Well since you got rid of those auto locking hubs, now you have to get out, lock the hubs and flip the switch. You should be able to turn all the way to left or right, and feel the front end bind and require more gas pedal to move.


----------



## goodlivin33 (Aug 22, 2010)

Ok. So I understand now I think. I drive now with the manual hubs in free in 2wd. To put in 4x4 I get out set hubs to lock then switch lever to 4x4 high and should be able to feel the truck trying to climb over itself so to Speek. ??? Will all tires spin if in lose gravel or mud? Now when I switch back to 2wd do I have to or SHOULD I put manual hub back to free. Because with my other trucks when I pull shifter out of 4x4 when plowing I don't always unlock the hubs because I'm not sure when I need 4x4 in a situation and can't afford to get out and change when put in bad spot. Thanks for the help and replys


----------



## thelettuceman (Nov 23, 2010)

When you switch out of 4 x 4 get out and unlock your hubs. You will save fuel. If you feel that you will need them locked in short order then keep them locked. By the way .... when I factory ordered my truck 2 years ago, the salesman suggested that I get manual hubs and manual transfer case. He said the manual equipment is better then auto selector with vacuum lines. Glad I listened to him.


----------



## SHAWZER (Feb 29, 2012)

When plowing snow leave your manual hubs locked in. When done, unlock them or if not driving far leave them locked all winter. Turn control from 2-4x4 when needed.


----------



## goodlivin33 (Aug 22, 2010)

That being said I don't have that warm feeling in my gut about a switch controlling my 4x4. How dependable is it and what can I do to make it more dependable? Or things I should carry with me ie... Switchs ? Ect. ... Thanks


----------



## goodlivin33 (Aug 22, 2010)

By the way do I need to pinch off the vacuumed lines because I see one side doesn't even have the line there?


----------



## gusdust (Jan 6, 2008)

goodlivin33;1504085 said:


> By the way do I need to pinch off the vacuumed lines because I see one side doesn't even have the line there?

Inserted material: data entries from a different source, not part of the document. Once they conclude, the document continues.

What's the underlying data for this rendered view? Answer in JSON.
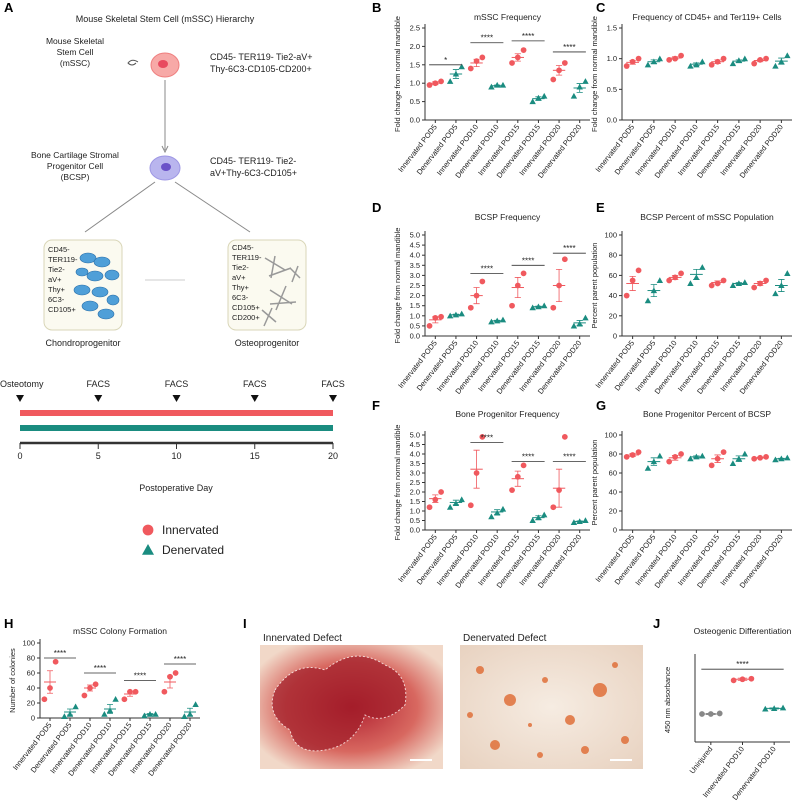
{
  "diagram": {
    "panel": "A",
    "title": "Mouse Skeletal Stem Cell (mSSC) Hierarchy",
    "mssc_label": [
      "Mouse Skeletal",
      "Stem Cell",
      "(mSSC)"
    ],
    "mssc_markers": [
      "CD45- TER119- Tie2-aV+",
      "Thy-6C3-CD105-CD200+"
    ],
    "bcsp_label": [
      "Bone Cartilage Stromal",
      "Progenitor Cell",
      "(BCSP)"
    ],
    "bcsp_markers": [
      "CD45- TER119- Tie2-",
      "aV+Thy-6C3-CD105+"
    ],
    "chondro_markers": [
      "CD45-",
      "TER119-",
      "Tie2-",
      "aV+",
      "Thy+",
      "6C3-",
      "CD105+"
    ],
    "osteo_markers": [
      "CD45-",
      "TER119-",
      "Tie2-",
      "aV+",
      "Thy+",
      "6C3-",
      "CD105+",
      "CD200+"
    ],
    "chondro_label": "Chondroprogenitor",
    "osteo_label": "Osteoprogenitor",
    "timeline": {
      "events": [
        {
          "label": "Osteotomy",
          "day": 0
        },
        {
          "label": "FACS",
          "day": 5
        },
        {
          "label": "FACS",
          "day": 10
        },
        {
          "label": "FACS",
          "day": 15
        },
        {
          "label": "FACS",
          "day": 20
        }
      ],
      "xlim": [
        0,
        20
      ],
      "xticks": [
        0,
        5,
        10,
        15,
        20
      ],
      "xlabel": "Postoperative Day"
    },
    "legend": [
      {
        "name": "Innervated",
        "color": "#f0595e",
        "marker": "circle"
      },
      {
        "name": "Denervated",
        "color": "#1a8c80",
        "marker": "triangle"
      }
    ]
  },
  "images": {
    "panel": "I",
    "items": [
      {
        "label": "Innervated Defect"
      },
      {
        "label": "Denervated Defect"
      }
    ]
  },
  "chart_data": [
    {
      "type": "dotplot",
      "panel": "B",
      "title": "mSSC Frequency",
      "ylabel": "Fold change from normal mandible",
      "categories": [
        "Innervated POD5",
        "Denervated POD5",
        "Innervated POD10",
        "Denervated POD10",
        "Innervated POD15",
        "Denervated POD15",
        "Innervated POD20",
        "Denervated POD20"
      ],
      "colors": [
        "#f0595e",
        "#1a8c80",
        "#f0595e",
        "#1a8c80",
        "#f0595e",
        "#1a8c80",
        "#f0595e",
        "#1a8c80"
      ],
      "markers": [
        "circle",
        "triangle",
        "circle",
        "triangle",
        "circle",
        "triangle",
        "circle",
        "triangle"
      ],
      "points": [
        [
          0.95,
          1.0,
          1.05
        ],
        [
          1.05,
          1.25,
          1.45
        ],
        [
          1.4,
          1.6,
          1.7
        ],
        [
          0.9,
          0.95,
          0.95
        ],
        [
          1.55,
          1.7,
          1.9
        ],
        [
          0.5,
          0.6,
          0.65
        ],
        [
          1.1,
          1.35,
          1.55
        ],
        [
          0.65,
          0.9,
          1.05
        ]
      ],
      "means": [
        1.0,
        1.25,
        1.55,
        0.93,
        1.7,
        0.58,
        1.35,
        0.87
      ],
      "sem": [
        0.04,
        0.12,
        0.1,
        0.02,
        0.1,
        0.05,
        0.13,
        0.12
      ],
      "ylim": [
        0,
        2.5
      ],
      "yticks": [
        {
          "value": 0,
          "label": "0.0"
        },
        0.5,
        {
          "value": 1,
          "label": "1.0"
        },
        1.5,
        {
          "value": 2,
          "label": "2.0"
        },
        2.5
      ],
      "annotations": [
        {
          "pair": [
            0,
            1
          ],
          "y": 1.5,
          "label": "*"
        },
        {
          "pair": [
            2,
            3
          ],
          "y": 2.1,
          "label": "****"
        },
        {
          "pair": [
            4,
            5
          ],
          "y": 2.15,
          "label": "****"
        },
        {
          "pair": [
            6,
            7
          ],
          "y": 1.85,
          "label": "****"
        }
      ]
    },
    {
      "type": "dotplot",
      "panel": "C",
      "title": "Frequency of CD45+ and Ter119+ Cells",
      "ylabel": "Fold change from normal mandible",
      "categories": [
        "Innervated POD5",
        "Denervated POD5",
        "Innervated POD10",
        "Denervated POD10",
        "Innervated POD15",
        "Denervated POD15",
        "Innervated POD20",
        "Denervated POD20"
      ],
      "colors": [
        "#f0595e",
        "#1a8c80",
        "#f0595e",
        "#1a8c80",
        "#f0595e",
        "#1a8c80",
        "#f0595e",
        "#1a8c80"
      ],
      "markers": [
        "circle",
        "triangle",
        "circle",
        "triangle",
        "circle",
        "triangle",
        "circle",
        "triangle"
      ],
      "points": [
        [
          0.88,
          0.95,
          1.0
        ],
        [
          0.9,
          0.95,
          1.0
        ],
        [
          0.98,
          1.0,
          1.05
        ],
        [
          0.88,
          0.9,
          0.95
        ],
        [
          0.9,
          0.95,
          1.0
        ],
        [
          0.92,
          0.97,
          1.0
        ],
        [
          0.92,
          0.98,
          1.0
        ],
        [
          0.88,
          0.95,
          1.05
        ]
      ],
      "means": [
        0.94,
        0.95,
        1.01,
        0.91,
        0.95,
        0.96,
        0.97,
        0.96
      ],
      "sem": [
        0.03,
        0.03,
        0.02,
        0.02,
        0.03,
        0.02,
        0.02,
        0.05
      ],
      "ylim": [
        0,
        1.5
      ],
      "yticks": [
        {
          "value": 0,
          "label": "0.0"
        },
        0.5,
        {
          "value": 1,
          "label": "1.0"
        },
        1.5
      ],
      "annotations": []
    },
    {
      "type": "dotplot",
      "panel": "D",
      "title": "BCSP Frequency",
      "ylabel": "Fold change from normal mandible",
      "categories": [
        "Innervated POD5",
        "Denervated POD5",
        "Innervated POD10",
        "Denervated POD10",
        "Innervated POD15",
        "Denervated POD15",
        "Innervated POD20",
        "Denervated POD20"
      ],
      "colors": [
        "#f0595e",
        "#1a8c80",
        "#f0595e",
        "#1a8c80",
        "#f0595e",
        "#1a8c80",
        "#f0595e",
        "#1a8c80"
      ],
      "markers": [
        "circle",
        "triangle",
        "circle",
        "triangle",
        "circle",
        "triangle",
        "circle",
        "triangle"
      ],
      "points": [
        [
          0.5,
          0.9,
          0.95
        ],
        [
          1.0,
          1.05,
          1.1
        ],
        [
          1.4,
          2.0,
          2.7
        ],
        [
          0.7,
          0.75,
          0.8
        ],
        [
          1.5,
          2.5,
          3.1
        ],
        [
          1.4,
          1.45,
          1.5
        ],
        [
          1.4,
          2.5,
          3.8
        ],
        [
          0.5,
          0.6,
          0.9
        ]
      ],
      "means": [
        0.8,
        1.05,
        2.0,
        0.75,
        2.4,
        1.45,
        2.5,
        0.65
      ],
      "sem": [
        0.15,
        0.03,
        0.4,
        0.03,
        0.5,
        0.03,
        0.8,
        0.12
      ],
      "ylim": [
        0,
        5
      ],
      "yticks": [
        {
          "value": 0,
          "label": "0.0"
        },
        0.5,
        {
          "value": 1,
          "label": "1.0"
        },
        1.5,
        {
          "value": 2,
          "label": "2.0"
        },
        2.5,
        {
          "value": 3,
          "label": "3.0"
        },
        3.5,
        {
          "value": 4,
          "label": "4.0"
        },
        4.5,
        {
          "value": 5,
          "label": "5.0"
        }
      ],
      "annotations": [
        {
          "pair": [
            2,
            3
          ],
          "y": 3.1,
          "label": "****"
        },
        {
          "pair": [
            4,
            5
          ],
          "y": 3.5,
          "label": "****"
        },
        {
          "pair": [
            6,
            7
          ],
          "y": 4.1,
          "label": "****"
        }
      ]
    },
    {
      "type": "dotplot",
      "panel": "E",
      "title": "BCSP Percent of mSSC Population",
      "ylabel": "Percent parent population",
      "categories": [
        "Innervated POD5",
        "Denervated POD5",
        "Innervated POD10",
        "Denervated POD10",
        "Innervated POD15",
        "Denervated POD15",
        "Innervated POD20",
        "Denervated POD20"
      ],
      "colors": [
        "#f0595e",
        "#1a8c80",
        "#f0595e",
        "#1a8c80",
        "#f0595e",
        "#1a8c80",
        "#f0595e",
        "#1a8c80"
      ],
      "markers": [
        "circle",
        "triangle",
        "circle",
        "triangle",
        "circle",
        "triangle",
        "circle",
        "triangle"
      ],
      "points": [
        [
          40,
          55,
          65
        ],
        [
          35,
          45,
          55
        ],
        [
          55,
          58,
          62
        ],
        [
          52,
          58,
          68
        ],
        [
          50,
          52,
          55
        ],
        [
          50,
          52,
          53
        ],
        [
          48,
          52,
          55
        ],
        [
          42,
          50,
          62
        ]
      ],
      "means": [
        52,
        45,
        58,
        61,
        53,
        52,
        52,
        50
      ],
      "sem": [
        7,
        6,
        2,
        5,
        1.5,
        1,
        2,
        6
      ],
      "ylim": [
        0,
        100
      ],
      "yticks": [
        0,
        20,
        40,
        60,
        80,
        100
      ],
      "annotations": []
    },
    {
      "type": "dotplot",
      "panel": "F",
      "title": "Bone Progenitor Frequency",
      "ylabel": "Fold change from normal mandible",
      "categories": [
        "Innervated POD5",
        "Denervated POD5",
        "Innervated POD10",
        "Denervated POD10",
        "Innervated POD15",
        "Denervated POD15",
        "Innervated POD20",
        "Denervated POD20"
      ],
      "colors": [
        "#f0595e",
        "#1a8c80",
        "#f0595e",
        "#1a8c80",
        "#f0595e",
        "#1a8c80",
        "#f0595e",
        "#1a8c80"
      ],
      "markers": [
        "circle",
        "triangle",
        "circle",
        "triangle",
        "circle",
        "triangle",
        "circle",
        "triangle"
      ],
      "points": [
        [
          1.2,
          1.6,
          2.0
        ],
        [
          1.2,
          1.4,
          1.6
        ],
        [
          1.3,
          3.0,
          4.9
        ],
        [
          0.7,
          0.9,
          1.1
        ],
        [
          2.1,
          2.8,
          3.4
        ],
        [
          0.5,
          0.65,
          0.8
        ],
        [
          1.2,
          2.1,
          4.9
        ],
        [
          0.4,
          0.45,
          0.5
        ]
      ],
      "means": [
        1.65,
        1.45,
        3.2,
        0.95,
        2.7,
        0.65,
        2.2,
        0.45
      ],
      "sem": [
        0.2,
        0.12,
        1.0,
        0.12,
        0.4,
        0.1,
        1.0,
        0.03
      ],
      "ylim": [
        0,
        5
      ],
      "yticks": [
        {
          "value": 0,
          "label": "0.0"
        },
        0.5,
        {
          "value": 1,
          "label": "1.0"
        },
        1.5,
        {
          "value": 2,
          "label": "2.0"
        },
        2.5,
        {
          "value": 3,
          "label": "3.0"
        },
        3.5,
        {
          "value": 4,
          "label": "4.0"
        },
        4.5,
        {
          "value": 5,
          "label": "5.0"
        }
      ],
      "annotations": [
        {
          "pair": [
            2,
            3
          ],
          "y": 4.6,
          "label": "****"
        },
        {
          "pair": [
            4,
            5
          ],
          "y": 3.6,
          "label": "****"
        },
        {
          "pair": [
            6,
            7
          ],
          "y": 3.6,
          "label": "****"
        }
      ]
    },
    {
      "type": "dotplot",
      "panel": "G",
      "title": "Bone Progenitor Percent of BCSP",
      "ylabel": "Percent parent population",
      "categories": [
        "Innervated POD5",
        "Denervated POD5",
        "Innervated POD10",
        "Denervated POD10",
        "Innervated POD15",
        "Denervated POD15",
        "Innervated POD20",
        "Denervated POD20"
      ],
      "colors": [
        "#f0595e",
        "#1a8c80",
        "#f0595e",
        "#1a8c80",
        "#f0595e",
        "#1a8c80",
        "#f0595e",
        "#1a8c80"
      ],
      "markers": [
        "circle",
        "triangle",
        "circle",
        "triangle",
        "circle",
        "triangle",
        "circle",
        "triangle"
      ],
      "points": [
        [
          77,
          79,
          82
        ],
        [
          65,
          72,
          78
        ],
        [
          72,
          77,
          80
        ],
        [
          75,
          77,
          78
        ],
        [
          68,
          75,
          82
        ],
        [
          70,
          75,
          80
        ],
        [
          75,
          76,
          77
        ],
        [
          74,
          75,
          76
        ]
      ],
      "means": [
        79,
        72,
        76,
        77,
        75,
        75,
        76,
        75
      ],
      "sem": [
        1.5,
        4,
        2.5,
        1,
        4,
        3,
        0.5,
        0.5
      ],
      "ylim": [
        0,
        100
      ],
      "yticks": [
        0,
        20,
        40,
        60,
        80,
        100
      ],
      "annotations": []
    },
    {
      "type": "dotplot",
      "panel": "H",
      "title": "mSSC Colony Formation",
      "ylabel": "Number of colonies",
      "categories": [
        "Innervated POD5",
        "Denervated POD5",
        "Innervated POD10",
        "Denervated POD10",
        "Innervated POD15",
        "Denervated POD15",
        "Innervated POD20",
        "Denervated POD20"
      ],
      "colors": [
        "#f0595e",
        "#1a8c80",
        "#f0595e",
        "#1a8c80",
        "#f0595e",
        "#1a8c80",
        "#f0595e",
        "#1a8c80"
      ],
      "markers": [
        "circle",
        "triangle",
        "circle",
        "triangle",
        "circle",
        "triangle",
        "circle",
        "triangle"
      ],
      "points": [
        [
          25,
          40,
          75
        ],
        [
          2,
          5,
          15
        ],
        [
          30,
          40,
          45
        ],
        [
          5,
          10,
          25
        ],
        [
          25,
          35,
          35
        ],
        [
          3,
          5,
          5
        ],
        [
          35,
          55,
          60
        ],
        [
          2,
          5,
          18
        ]
      ],
      "means": [
        48,
        8,
        40,
        12,
        32,
        5,
        48,
        8
      ],
      "sem": [
        15,
        4,
        4,
        6,
        3,
        1,
        8,
        5
      ],
      "ylim": [
        0,
        100
      ],
      "yticks": [
        0,
        20,
        40,
        60,
        80,
        100
      ],
      "annotations": [
        {
          "pair": [
            0,
            1
          ],
          "y": 80,
          "label": "****"
        },
        {
          "pair": [
            2,
            3
          ],
          "y": 60,
          "label": "****"
        },
        {
          "pair": [
            4,
            5
          ],
          "y": 50,
          "label": "****"
        },
        {
          "pair": [
            6,
            7
          ],
          "y": 72,
          "label": "****"
        }
      ]
    },
    {
      "type": "dotplot",
      "panel": "J",
      "title": "Osteogenic Differentiation",
      "ylabel": "450  nm absorbance",
      "categories": [
        "Uninjured",
        "Innervated POD10",
        "Denervated POD10"
      ],
      "colors": [
        "#888888",
        "#f0595e",
        "#1a8c80"
      ],
      "markers": [
        "circle",
        "circle",
        "triangle"
      ],
      "points": [
        [
          0.5,
          0.5,
          0.51
        ],
        [
          1.1,
          1.12,
          1.13
        ],
        [
          0.59,
          0.6,
          0.61
        ]
      ],
      "means": [
        0.5,
        1.12,
        0.6
      ],
      "sem": [
        0.01,
        0.02,
        0.01
      ],
      "ylim": [
        0,
        1.5
      ],
      "annotations": [
        {
          "pair": [
            0,
            2
          ],
          "y": 1.3,
          "label": "****"
        }
      ]
    }
  ]
}
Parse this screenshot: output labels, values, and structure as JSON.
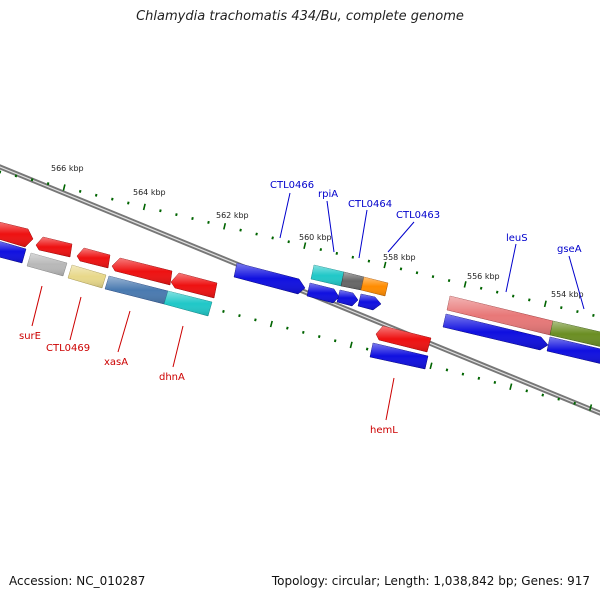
{
  "title": "Chlamydia trachomatis 434/Bu, complete genome",
  "footer": {
    "accession": "Accession: NC_010287",
    "summary": "Topology: circular; Length: 1,038,842 bp; Genes: 917"
  },
  "colors": {
    "forward_label": "#0000cc",
    "reverse_label": "#cc0000",
    "tick": "#006400",
    "backbone": "#777777"
  },
  "ticks": [
    {
      "label": "566 kbp"
    },
    {
      "label": "564 kbp"
    },
    {
      "label": "562 kbp"
    },
    {
      "label": "560 kbp"
    },
    {
      "label": "558 kbp"
    },
    {
      "label": "556 kbp"
    },
    {
      "label": "554 kbp"
    }
  ],
  "genes_forward": [
    {
      "label": "CTL0466",
      "color": "#1010e0"
    },
    {
      "label": "rpiA",
      "color": "#1010e0"
    },
    {
      "label": "CTL0464",
      "color": "#1010e0"
    },
    {
      "label": "CTL0463",
      "color": "#1010e0"
    },
    {
      "label": "leuS",
      "color": "#1010e0"
    },
    {
      "label": "gseA",
      "color": "#1010e0"
    }
  ],
  "genes_reverse": [
    {
      "label": "surE",
      "color": "#ee1111"
    },
    {
      "label": "CTL0469",
      "color": "#ee1111"
    },
    {
      "label": "xasA",
      "color": "#ee1111"
    },
    {
      "label": "dhnA",
      "color": "#ee1111"
    },
    {
      "label": "hemL",
      "color": "#ee1111"
    }
  ],
  "feature_colors": {
    "gray": "#b8b8b8",
    "khaki": "#e8d88a",
    "steelblue": "#4a7ab0",
    "cyan": "#20c8c8",
    "darkgray": "#666666",
    "orange": "#ff8c00",
    "salmon": "#e87878",
    "olive": "#6b8e23"
  }
}
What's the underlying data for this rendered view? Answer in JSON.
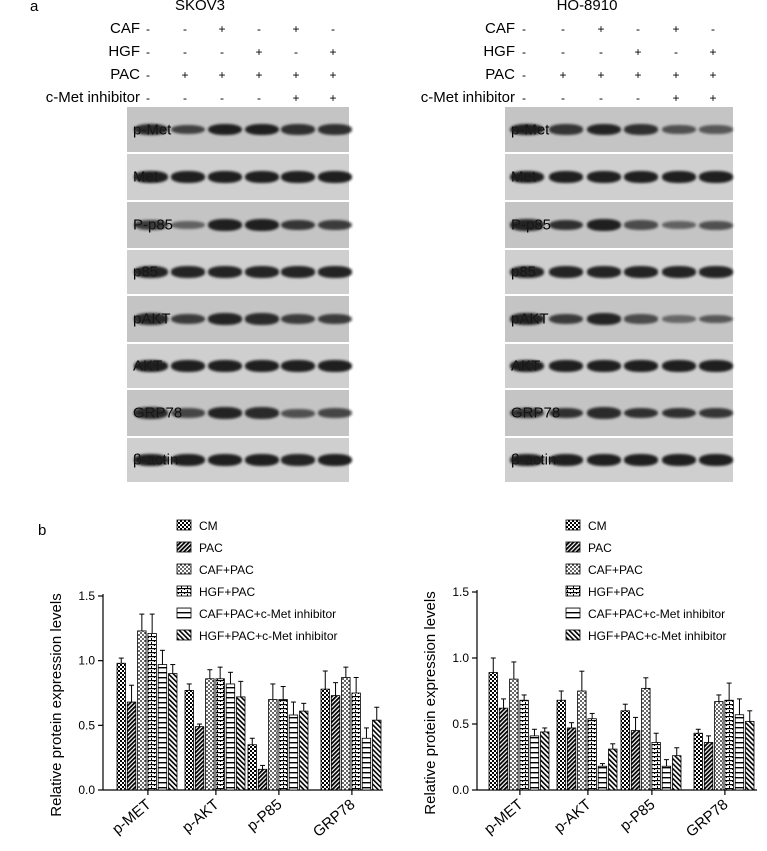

You should make sure the lines are plugged. 
The dash switch when turned so shift motor operates should make a light come on and tell you if you are in 4hi. I have gone through 3 transfer case shift motors on my 2000. Wish I just had a lever on the floor.


----------



## goodlivin33 (Aug 22, 2010)

Thanks I will plug the lines. Where would you find the transfer case shift motor and do you think I should have one on hand just in case.


----------



## gusdust (Jan 6, 2008)

Left side rear of trans. They aren't cheap. The re-manufactured ones fromNAPA are around 300 if I recall correctly. At least know where you can get one off the shelf if needed. Three 10mm bolts, I think. Always check fuses/relays first, and make sure the wiring connections are clean at the shift motor. With the engine off, key on, you can hear it click in and out when you turn dash selector. The way it's wired, you won't see the 4 hi dash light if it does not engage at the transfer case. Has to be in neutral for 4 low.


----------



## Plow More (May 26, 2009)

you know the transfer case is locked in 4x4 when the "4x4" light on the dash illuminates


----------